Clinical Trial Details
— Status: Recruiting
Administrative data
| NCT number |
NCT04574739 |
| Other study ID # |
2019-01899 |
| Secondary ID |
|
| Status |
Recruiting |
| Phase |
|
| First received |
|
| Last updated |
|
| Start date |
July 1, 2020 |
| Est. completion date |
October 31, 2020 |
Study information
| Verified date |
September 2020 |
| Source |
University Hospital Inselspital, Berne |
| Contact |
Anda Radan |
| Phone |
0316321010 |
| Email |
anda-petronela.radan[@]insel.ch |
| Is FDA regulated |
No |
| Health authority |
|
| Study type |
Observational [Patient Registry]
|
Clinical Trial Summary
Fetal monitoring by transabdominal electrocardiogram recording
Description:
Cardiotocography (CTG), or electronic fetal monitoring (EFM), is the most common procedure
used for fetal assessment before and during labour and largely replaced the use of
intermittent heart rate auscultation with the Pinard stethoscope or intrapartal analysis of
fetal pH by scalp sampling.
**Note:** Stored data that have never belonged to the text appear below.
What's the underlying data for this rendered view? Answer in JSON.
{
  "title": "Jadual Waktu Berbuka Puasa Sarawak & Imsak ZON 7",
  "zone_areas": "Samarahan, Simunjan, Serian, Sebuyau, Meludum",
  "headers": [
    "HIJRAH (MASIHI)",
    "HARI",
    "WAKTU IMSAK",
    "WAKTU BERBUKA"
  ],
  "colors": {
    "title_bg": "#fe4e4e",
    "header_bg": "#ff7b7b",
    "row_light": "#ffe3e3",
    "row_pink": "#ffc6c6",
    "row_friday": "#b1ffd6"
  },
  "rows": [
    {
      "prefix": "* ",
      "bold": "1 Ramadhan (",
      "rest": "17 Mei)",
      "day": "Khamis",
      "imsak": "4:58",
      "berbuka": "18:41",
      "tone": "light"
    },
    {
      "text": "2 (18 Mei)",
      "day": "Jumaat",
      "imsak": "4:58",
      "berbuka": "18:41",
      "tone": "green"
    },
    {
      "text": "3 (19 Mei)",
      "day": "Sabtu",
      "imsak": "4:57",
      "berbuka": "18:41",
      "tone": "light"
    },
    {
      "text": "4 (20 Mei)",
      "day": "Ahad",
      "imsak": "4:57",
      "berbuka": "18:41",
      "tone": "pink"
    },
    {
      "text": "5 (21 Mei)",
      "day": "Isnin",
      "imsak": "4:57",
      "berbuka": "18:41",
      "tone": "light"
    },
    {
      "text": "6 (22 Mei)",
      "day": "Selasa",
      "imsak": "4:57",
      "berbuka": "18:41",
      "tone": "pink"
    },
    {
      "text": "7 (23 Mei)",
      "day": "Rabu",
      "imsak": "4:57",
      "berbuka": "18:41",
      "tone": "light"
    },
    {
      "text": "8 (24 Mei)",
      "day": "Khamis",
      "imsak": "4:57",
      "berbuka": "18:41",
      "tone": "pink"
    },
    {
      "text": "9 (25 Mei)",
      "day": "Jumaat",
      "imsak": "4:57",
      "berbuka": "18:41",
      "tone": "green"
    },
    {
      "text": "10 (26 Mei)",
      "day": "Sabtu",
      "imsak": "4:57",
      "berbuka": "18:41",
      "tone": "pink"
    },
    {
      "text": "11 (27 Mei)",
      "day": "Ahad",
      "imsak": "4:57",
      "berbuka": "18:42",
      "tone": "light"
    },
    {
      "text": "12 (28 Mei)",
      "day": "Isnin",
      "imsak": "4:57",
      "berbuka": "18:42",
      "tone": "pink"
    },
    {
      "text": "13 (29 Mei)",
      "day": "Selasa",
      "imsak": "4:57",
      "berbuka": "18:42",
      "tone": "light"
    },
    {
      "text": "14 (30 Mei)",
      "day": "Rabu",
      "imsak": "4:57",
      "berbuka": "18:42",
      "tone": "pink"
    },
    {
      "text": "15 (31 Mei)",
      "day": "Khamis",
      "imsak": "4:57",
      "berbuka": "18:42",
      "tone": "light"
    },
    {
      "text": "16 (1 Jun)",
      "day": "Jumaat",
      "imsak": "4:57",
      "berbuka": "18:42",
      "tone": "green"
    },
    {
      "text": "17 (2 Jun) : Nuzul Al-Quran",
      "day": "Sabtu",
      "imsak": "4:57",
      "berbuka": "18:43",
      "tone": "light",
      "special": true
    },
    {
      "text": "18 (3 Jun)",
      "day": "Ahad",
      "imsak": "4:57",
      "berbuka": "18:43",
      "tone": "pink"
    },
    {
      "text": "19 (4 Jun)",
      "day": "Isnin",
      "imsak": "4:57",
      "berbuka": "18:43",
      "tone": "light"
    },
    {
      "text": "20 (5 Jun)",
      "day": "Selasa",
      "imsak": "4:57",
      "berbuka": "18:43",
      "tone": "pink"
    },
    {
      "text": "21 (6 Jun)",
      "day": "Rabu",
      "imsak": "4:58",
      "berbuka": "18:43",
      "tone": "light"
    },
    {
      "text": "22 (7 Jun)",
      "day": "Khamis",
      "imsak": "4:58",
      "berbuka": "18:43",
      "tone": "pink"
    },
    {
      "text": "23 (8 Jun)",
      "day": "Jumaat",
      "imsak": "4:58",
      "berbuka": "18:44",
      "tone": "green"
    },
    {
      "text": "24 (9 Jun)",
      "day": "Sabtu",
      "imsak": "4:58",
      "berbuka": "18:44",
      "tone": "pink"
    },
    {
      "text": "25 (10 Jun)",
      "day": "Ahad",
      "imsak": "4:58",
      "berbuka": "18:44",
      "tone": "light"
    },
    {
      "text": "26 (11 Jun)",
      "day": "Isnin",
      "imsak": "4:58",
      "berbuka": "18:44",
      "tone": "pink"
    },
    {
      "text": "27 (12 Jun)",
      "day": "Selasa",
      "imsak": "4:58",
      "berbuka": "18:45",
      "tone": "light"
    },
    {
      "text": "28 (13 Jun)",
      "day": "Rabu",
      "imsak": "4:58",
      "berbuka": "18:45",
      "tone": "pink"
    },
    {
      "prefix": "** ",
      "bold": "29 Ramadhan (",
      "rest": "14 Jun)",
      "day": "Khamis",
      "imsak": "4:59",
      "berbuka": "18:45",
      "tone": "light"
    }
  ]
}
It relies on acoustic methods in the audible (auscultation) and
inaudible range of the sound spectrum (ultrasound). Ever since its introduction in the late
1960s, the benefit of the method has been controversial. Not only the great inter- and
intra-observer variability due to visual interpretation of CTG traces seems to be an issue,
but also the technical difficulties of the method: data assessment in adipose patients,
active fetuses or multiple gestation, confusions between fetal and maternal pulse, assessment
during water delivery, strong contractions or changing labour positions of the parturient. It
is common knowledge that CTG leads to unnecessary medical interventions such as caesarean
section and vaginal-operative deliveries, with the associated health consequences and
economic costs.
Despite the continuous progress made in CTG technology in the past 50 years, CTG devices
still have drawbacks, namely their bulkiness (including cables and bedside computers),
combined with the limited informative value and suboptimal reliability of the measured
signals. The assessment can be uncomfortable for the pregnant patient, due to the fact that
the patient is bound to a machine and implicitly to the bed, particularly when a longer
surveillance is needed. Long periods of immobility can lead to further medical and psychical
problems during pregnancy.
Wireless methods of fetal monitoring exist; nevertheless, the technical difficulties of the
assessment seem to be more pronounced when these are employed.
Routine continuous monitoring of physiological signals in normal and extraordinary
environments provides useful insides for better understanding and modelling of human
physiology. Under contract by the European Space Agency (ESA), the Swiss Centre for
Electronics and Microtechnology (CSEM) has designed and developed the LTMS system (Long Term
Medical System) system. In 2003, ESA commissioned CSEM to do a definition study for a
prototype of LTMS. Following the outcomes of this study, in 2006 CSEM built a first prototype
(LTMS-2) for ESA, which was validated at Bern University Hospital in 2008. In the subsequent
phase (LTMS-3, 2009-2010), CSEM manufactured a set of upgraded systems which were validated
in Antarctica (Concordia Station) in 2010 and during the Rio-Tinto field test of the Austrian
Space Forum spacesuit simulator in 2011. In 2015, CSEM delivered to ESA a new sensor system
(LTMS-S) with yet improved measuring functionalities and higher overall integration in an
easy to-wear vest. The system has been shipped to the Concordia Station in Antarctica for the
scientific investigation for monitoring the physiological adaptation of manned crews in
remote, isolated, and extreme environments. An in-depth clinical validation study at the
University Hospital in Lausanne has shown that the performance of the system was within the
contractual specifications and that it fulfilled the requirements set by international
medical standards.
Although it has initially been proposed to adapt and use LTMS-S for fetal ECG (fECG)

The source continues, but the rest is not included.